On Thursday, the Department of Education released the first information on student test scores since the pandemic began. The news is grim, to say the least. Average scores in reading for fourth graders fell to 215 from 220 (out of a possible 500) in 2022. Math results were 7 points lower at 234.

“The results mark the largest drop in reading scores since 1990 and the first decline in math scores since the test began in 1971,” The Wall Street Journal reported. “Math and reading scores for the exam are now at their lowest levels since the 1990s.”

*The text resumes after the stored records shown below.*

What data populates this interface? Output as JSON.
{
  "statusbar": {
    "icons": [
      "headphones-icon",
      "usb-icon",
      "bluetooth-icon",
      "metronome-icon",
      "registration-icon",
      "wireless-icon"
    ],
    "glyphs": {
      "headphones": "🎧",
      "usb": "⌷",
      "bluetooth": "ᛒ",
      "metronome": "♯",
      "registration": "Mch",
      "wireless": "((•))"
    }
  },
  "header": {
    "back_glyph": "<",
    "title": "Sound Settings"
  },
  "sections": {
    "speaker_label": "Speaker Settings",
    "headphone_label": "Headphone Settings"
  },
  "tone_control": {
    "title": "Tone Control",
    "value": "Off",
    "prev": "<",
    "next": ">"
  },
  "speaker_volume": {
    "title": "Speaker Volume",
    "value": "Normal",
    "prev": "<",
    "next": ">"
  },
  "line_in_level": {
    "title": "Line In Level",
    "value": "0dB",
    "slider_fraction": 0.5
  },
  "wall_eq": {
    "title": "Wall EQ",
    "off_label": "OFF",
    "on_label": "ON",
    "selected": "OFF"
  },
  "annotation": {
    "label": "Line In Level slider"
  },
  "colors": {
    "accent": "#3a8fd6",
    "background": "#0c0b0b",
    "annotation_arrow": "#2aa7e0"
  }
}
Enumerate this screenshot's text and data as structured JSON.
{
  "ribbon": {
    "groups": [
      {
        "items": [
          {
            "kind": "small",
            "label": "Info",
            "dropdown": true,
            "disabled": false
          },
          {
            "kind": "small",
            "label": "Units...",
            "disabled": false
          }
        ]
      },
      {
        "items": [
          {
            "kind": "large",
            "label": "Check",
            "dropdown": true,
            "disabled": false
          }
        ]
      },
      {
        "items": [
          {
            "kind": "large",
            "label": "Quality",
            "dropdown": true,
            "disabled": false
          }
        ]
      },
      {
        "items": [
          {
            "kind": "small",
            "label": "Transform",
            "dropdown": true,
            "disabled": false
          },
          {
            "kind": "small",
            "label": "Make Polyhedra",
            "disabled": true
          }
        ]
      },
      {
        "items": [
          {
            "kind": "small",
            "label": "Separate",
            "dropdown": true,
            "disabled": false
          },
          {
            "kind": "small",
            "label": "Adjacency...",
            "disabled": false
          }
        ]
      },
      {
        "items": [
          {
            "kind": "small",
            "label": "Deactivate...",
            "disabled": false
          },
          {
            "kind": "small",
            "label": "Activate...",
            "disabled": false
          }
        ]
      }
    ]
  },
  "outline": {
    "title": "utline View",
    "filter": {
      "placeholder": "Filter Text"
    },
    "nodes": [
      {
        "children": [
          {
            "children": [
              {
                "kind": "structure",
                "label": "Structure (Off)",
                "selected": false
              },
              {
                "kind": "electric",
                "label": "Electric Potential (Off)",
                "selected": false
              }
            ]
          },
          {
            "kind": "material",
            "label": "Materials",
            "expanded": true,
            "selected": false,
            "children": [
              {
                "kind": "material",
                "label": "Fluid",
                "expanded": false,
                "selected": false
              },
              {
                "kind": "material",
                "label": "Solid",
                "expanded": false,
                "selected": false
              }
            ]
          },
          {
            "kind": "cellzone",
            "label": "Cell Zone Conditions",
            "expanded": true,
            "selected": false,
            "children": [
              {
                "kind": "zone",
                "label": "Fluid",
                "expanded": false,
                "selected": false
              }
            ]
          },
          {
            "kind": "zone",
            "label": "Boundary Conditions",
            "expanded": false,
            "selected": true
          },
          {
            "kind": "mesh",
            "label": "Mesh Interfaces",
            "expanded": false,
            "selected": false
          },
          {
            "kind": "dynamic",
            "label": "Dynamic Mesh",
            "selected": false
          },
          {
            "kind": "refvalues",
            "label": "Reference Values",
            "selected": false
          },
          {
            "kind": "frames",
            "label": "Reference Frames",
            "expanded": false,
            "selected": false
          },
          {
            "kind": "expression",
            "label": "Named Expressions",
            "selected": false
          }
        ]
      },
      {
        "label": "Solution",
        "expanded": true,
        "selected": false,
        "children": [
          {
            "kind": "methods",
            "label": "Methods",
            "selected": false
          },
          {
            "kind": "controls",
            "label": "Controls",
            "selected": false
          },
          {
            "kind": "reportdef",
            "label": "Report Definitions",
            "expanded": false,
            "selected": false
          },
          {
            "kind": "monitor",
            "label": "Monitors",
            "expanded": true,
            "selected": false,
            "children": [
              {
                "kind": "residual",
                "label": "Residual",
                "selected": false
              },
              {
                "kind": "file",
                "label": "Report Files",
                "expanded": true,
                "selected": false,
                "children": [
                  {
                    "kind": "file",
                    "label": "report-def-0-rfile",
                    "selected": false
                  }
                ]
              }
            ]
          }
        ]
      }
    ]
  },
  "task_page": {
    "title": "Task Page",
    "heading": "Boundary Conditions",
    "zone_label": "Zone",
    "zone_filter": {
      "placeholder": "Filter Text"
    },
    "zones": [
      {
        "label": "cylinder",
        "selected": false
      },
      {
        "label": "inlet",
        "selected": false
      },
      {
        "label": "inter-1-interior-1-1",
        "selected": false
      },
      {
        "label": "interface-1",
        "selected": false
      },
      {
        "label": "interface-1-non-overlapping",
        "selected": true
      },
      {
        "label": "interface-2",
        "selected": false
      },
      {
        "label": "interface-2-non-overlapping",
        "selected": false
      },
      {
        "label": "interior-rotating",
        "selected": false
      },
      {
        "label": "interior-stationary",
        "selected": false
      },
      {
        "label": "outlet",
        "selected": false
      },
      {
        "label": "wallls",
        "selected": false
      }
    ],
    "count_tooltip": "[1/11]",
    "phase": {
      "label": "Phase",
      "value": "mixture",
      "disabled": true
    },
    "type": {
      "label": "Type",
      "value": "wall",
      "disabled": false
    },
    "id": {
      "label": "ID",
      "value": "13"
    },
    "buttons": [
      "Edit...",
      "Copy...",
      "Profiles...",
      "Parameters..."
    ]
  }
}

As expected, kids who were already behind suffered the most. One expert told the Journal that it “could take decades” for them to recover. Many students will now move on to higher grades even further behind than they might have been otherwise.

Keep in mind that the 2022 test numbers do reflect some remediation efforts, as the federal government has showered billions on school districts over the past few years in pandemic relief.

It’s also worth remembering that experts who insisted schools could be safely reopened in the fall of 2020 — and that the damage done by closures far exceeded the risks involved — were treated by many progressives as pariahs and ghouls who were advocating for the deaths of children and teachers. Scientists and other experts who signed the Great Barrier Declaration in 2020, urging the nation to emphasize protecting the vulnerable while moving toward normalcy, were lambasted and even banned from social media.

Meanwhile, one teacher union leader, in an interview with The New Yorker, raised the specter of 50,000 child deaths if classrooms were reopened in the fall of 2020. Union members demonstrating in Washington, D.C., made use of body bags to drive the point home.

They were wrong, horribly so. Yet a compliant national media amplified such unfounded alarmism while minimizing other now widely accepted perspectives as “misinformation” or worse. Fact is, the academic fiasco of remote schooling was utterly predictable — and scores of critics indeed predicted it. Yet many politicians — including the president — put union interests above children and families when it came to keeping classrooms shuttered. Now many of those children will suffer consequences for years to come.

A reckoning is in order. But don’t count on it happening soon.